Le bénéfice le plus important a été observé chez les patientes atteintes d’un carcinome canalaire in situ (CCIS), un stade précoce du cancer du sein dans lequel les cellules anormales restent confinées aux canaux galactophores et qui apparaît souvent sous forme de microcalcifications à la mammographie : les chances d’éliminer toutes les cellules tumorales sont passées de 23 à 77 %.

“Lorsqu’une tumeur est bien compacte, le chirurgien peut généralement la distinguer du tissu sain pendant l’intervention. En revanche, les petites calcifications sont beaucoup plus difficiles à identifier. Grâce à ce scanner, il est bien plus facile de localiser les tissus cancéreux restants. Nous devons toutefois interpréter ces résultats avec prudence, car le nombre de patientes atteintes d’un CCIS dans cette étude était limité. Des recherches supplémentaires sont nécessaires pour confirmer ces observations.”

Si vous pouvez vérifier immédiatement, au cours de l’intervention, si la totalité de la tumeur a été retirée, vous pouvez enlever du tissu supplémentaire sans attendre

“Il est également important de souligner que cette technique ne présente pas d’inconvénient pour les patientes. La dose de rayonnement est environ cinq fois plus faible que celle d’un PET-scan classique et comparable à celle d’une mammographie. L’intervention ne dure pas plus longtemps et aucun risque accru de complications n’a été observé.”
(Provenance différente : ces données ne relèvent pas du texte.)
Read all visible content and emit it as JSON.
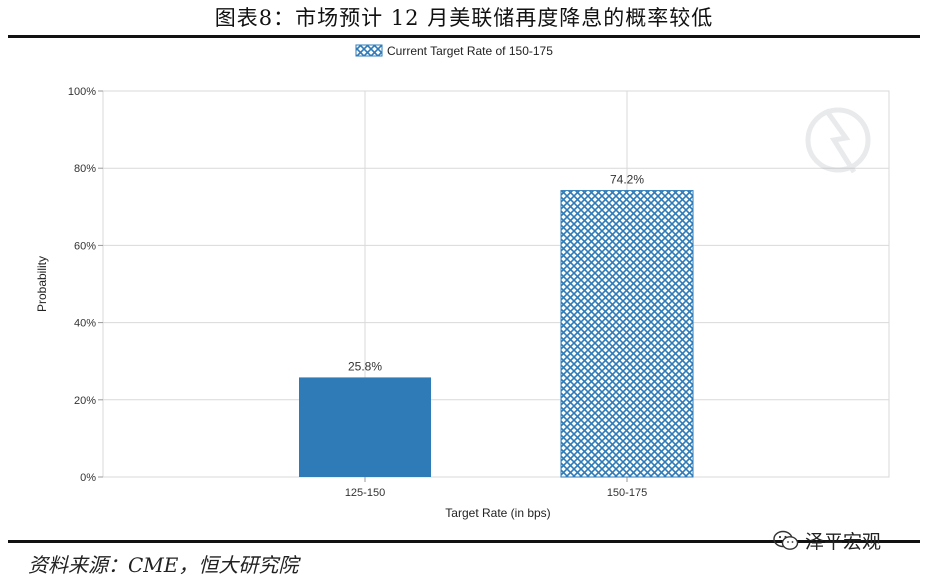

Une technologie prometteuse

Cette nouvelle technique accuse quand même quelques limites: “Ce scanner peut être utilisé pour la quasi-totalité des cancers du sein à un stade précoce. En revanche, les patientes présentant des tumeurs volumineuses ou inflammatoires ne sont pas éligibles. Les tumeurs de plus de 3 à 4 centimètres ne peuvent pas être placées dans le scanner”, nuance l’oncologue. “Les femmes enceintes et les patientes diabétiques ne peuvent pas non plus participer, en raison de l’utilisation d’un traceur radioactif à base de glucose.”

Mais elle pourrait être appliquée, à terme, à d’autres cancers: “Plusieurs études sont actuellement en cours”, confirme Göker Menekse. Le scanner AURA est déjà utilisé pour les tumeurs de la tête et du cou, et son application est également étudiée dans le cancer de la prostate, du col de l’utérus et de la vulve, entre autres. Le principe reste le même: si l’on peut vérifier immédiatement, pendant l’intervention, que toute la tumeur a été retirée, il est possible d’enlever directement du tissu supplémentaire si nécessaire. Cette approche n’est toutefois pas pertinente pour tous les cancers. Dans le cas du cancer de l’ovaire, par exemple, elle présente peu d’intérêt, car la maladie s’est souvent déjà propagée dans la cavité abdominale au moment du diagnostic.”

300.000 euros d’investissement

“Ce scanner est déjà utilisé à l’UZ Gent. Quelques autres hôpitaux, notamment à Alost et à Bruxelles, en sont également équipés. Son coût élevé représente toutefois un investissement important pour les établissements de santé: un appareil coûte environ 300.000 euros. La pertinence d’un tel investissement dépend notamment du nombre de patients susceptibles d’en bénéficier et des ressources financières disponibles.”

“Pour un petit hôpital qui prend en charge un nombre limité de patientes atteintes d’un cancer du sein chaque année, la réflexion est différente de celle d’un grand centre. À Gand, nous traitons chaque année plus de 300 femmes atteintes d’un cancer du sein. Dans ce contexte, cette technologie peut démontrer beaucoup plus rapidement sa valeur ajoutée.”